France’s Constitutional Council rejects bill permitting minority language schools

The Constitutional Council of France has issued a bill allowing schools to teach most of the day in minority languages, such as Basque, Breton and Corsican.

Government-funded schools can provide two-lingual education, but the French parliament adopted in April a draft law which allowed primary schools to teach, while teaching French, the majority of schools in a regional language.

The education ministry requested the proposal, however, arguing that so-called “immersive education” could mean that the required level of French language skills would not be reached for children.
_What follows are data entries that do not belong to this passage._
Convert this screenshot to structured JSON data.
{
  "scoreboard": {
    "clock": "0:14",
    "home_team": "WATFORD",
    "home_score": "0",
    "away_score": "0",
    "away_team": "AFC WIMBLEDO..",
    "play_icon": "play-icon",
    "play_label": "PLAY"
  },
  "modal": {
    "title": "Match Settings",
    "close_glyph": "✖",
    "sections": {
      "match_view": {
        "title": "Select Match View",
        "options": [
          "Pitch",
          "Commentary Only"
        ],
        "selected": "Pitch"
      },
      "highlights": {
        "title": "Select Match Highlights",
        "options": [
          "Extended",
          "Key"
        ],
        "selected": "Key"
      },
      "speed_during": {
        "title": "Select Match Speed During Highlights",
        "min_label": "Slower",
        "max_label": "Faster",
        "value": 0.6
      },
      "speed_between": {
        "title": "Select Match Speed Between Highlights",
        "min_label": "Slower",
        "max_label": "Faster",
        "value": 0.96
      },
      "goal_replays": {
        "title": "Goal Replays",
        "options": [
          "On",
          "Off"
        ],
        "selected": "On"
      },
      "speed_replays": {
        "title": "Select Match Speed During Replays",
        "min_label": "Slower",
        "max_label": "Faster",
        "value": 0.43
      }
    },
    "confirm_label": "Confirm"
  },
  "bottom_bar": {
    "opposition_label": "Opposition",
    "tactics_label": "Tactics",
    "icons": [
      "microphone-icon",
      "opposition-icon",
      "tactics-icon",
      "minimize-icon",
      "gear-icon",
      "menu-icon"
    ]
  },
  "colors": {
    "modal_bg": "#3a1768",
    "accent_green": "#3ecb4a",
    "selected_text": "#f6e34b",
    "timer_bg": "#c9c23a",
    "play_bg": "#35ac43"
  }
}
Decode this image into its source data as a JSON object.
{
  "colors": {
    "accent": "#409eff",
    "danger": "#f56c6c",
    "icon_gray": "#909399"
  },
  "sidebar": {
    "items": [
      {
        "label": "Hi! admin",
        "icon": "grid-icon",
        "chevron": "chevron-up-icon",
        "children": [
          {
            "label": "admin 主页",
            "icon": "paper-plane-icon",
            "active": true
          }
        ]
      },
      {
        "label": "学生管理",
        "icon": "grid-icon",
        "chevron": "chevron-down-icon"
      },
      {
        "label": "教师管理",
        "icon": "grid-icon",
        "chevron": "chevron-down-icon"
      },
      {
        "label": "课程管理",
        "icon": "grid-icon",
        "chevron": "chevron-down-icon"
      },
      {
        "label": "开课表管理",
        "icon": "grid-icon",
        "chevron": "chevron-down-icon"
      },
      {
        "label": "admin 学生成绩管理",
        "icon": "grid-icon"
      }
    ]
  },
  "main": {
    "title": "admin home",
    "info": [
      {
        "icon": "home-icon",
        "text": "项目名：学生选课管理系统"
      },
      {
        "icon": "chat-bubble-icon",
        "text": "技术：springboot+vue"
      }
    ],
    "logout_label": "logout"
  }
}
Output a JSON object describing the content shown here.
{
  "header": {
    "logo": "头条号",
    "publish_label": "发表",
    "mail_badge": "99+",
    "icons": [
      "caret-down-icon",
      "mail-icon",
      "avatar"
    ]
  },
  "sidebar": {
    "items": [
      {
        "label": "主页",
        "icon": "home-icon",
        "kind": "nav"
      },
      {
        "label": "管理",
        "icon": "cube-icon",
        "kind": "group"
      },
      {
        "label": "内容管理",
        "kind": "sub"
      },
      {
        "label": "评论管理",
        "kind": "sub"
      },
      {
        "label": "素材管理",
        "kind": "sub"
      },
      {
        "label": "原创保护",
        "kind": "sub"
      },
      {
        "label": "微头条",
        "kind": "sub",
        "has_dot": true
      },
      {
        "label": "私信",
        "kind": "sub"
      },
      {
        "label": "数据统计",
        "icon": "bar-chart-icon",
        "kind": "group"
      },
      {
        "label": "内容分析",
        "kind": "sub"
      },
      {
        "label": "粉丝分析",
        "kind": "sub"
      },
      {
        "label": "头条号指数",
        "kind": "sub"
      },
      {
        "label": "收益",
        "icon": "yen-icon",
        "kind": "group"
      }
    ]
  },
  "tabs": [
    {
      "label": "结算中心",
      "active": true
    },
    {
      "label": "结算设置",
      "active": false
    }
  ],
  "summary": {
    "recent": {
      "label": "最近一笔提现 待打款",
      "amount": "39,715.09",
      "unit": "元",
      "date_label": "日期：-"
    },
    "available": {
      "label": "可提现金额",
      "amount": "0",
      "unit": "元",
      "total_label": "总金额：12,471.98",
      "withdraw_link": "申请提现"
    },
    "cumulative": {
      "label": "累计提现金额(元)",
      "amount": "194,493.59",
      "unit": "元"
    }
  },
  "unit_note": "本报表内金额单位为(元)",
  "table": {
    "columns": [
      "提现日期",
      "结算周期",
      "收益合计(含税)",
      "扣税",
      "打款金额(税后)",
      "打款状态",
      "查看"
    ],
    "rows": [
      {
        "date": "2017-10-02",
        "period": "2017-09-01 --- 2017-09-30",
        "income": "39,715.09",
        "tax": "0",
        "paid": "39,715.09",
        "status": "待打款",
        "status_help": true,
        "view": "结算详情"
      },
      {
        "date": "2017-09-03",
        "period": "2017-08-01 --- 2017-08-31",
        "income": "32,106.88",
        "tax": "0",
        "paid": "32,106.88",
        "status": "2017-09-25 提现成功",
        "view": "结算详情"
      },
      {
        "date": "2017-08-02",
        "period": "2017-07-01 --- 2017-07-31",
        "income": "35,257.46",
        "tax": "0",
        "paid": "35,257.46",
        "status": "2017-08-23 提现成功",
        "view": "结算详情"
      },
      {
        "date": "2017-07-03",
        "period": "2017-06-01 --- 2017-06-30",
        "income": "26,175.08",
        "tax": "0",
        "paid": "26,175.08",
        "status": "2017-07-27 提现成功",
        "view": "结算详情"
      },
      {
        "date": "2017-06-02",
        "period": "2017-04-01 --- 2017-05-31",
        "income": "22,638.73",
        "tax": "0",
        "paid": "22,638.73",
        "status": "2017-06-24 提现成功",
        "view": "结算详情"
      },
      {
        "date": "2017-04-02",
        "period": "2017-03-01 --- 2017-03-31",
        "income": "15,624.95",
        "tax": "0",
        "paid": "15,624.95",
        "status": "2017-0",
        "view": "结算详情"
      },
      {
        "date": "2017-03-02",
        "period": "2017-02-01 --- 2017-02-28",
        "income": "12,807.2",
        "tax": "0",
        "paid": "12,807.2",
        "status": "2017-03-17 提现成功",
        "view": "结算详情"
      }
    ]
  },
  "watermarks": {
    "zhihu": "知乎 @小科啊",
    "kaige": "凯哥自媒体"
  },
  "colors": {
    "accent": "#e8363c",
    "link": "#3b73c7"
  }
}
The “Molac bill”, named after MP Paul Molac from Brittany who championed the legislation, was aimed at boosting regional languages, which also include Catalan and Creole.

“The Council’s censure is incomprehensible for the regions. We must stop being afraid of regional languages, we should protect, cherish, and save them,” Molac said on his Twitter feed.

The Council, France’s highest constitutional authority which must approve all new legislation, ruled that the bill was out of line with article two of the French constitution, which stipulates that the language of the French republic is French.

For the same reason the council also struck down the bill’s proposal to allow non-French so-called diacritical marks such as the tilde, in official documents.

The French language has several such diacritic marks, such as the acute, grave and circumflex accents and the double-dot trema on several vowels, as well as the cedilla under the letter c, notably in the word français.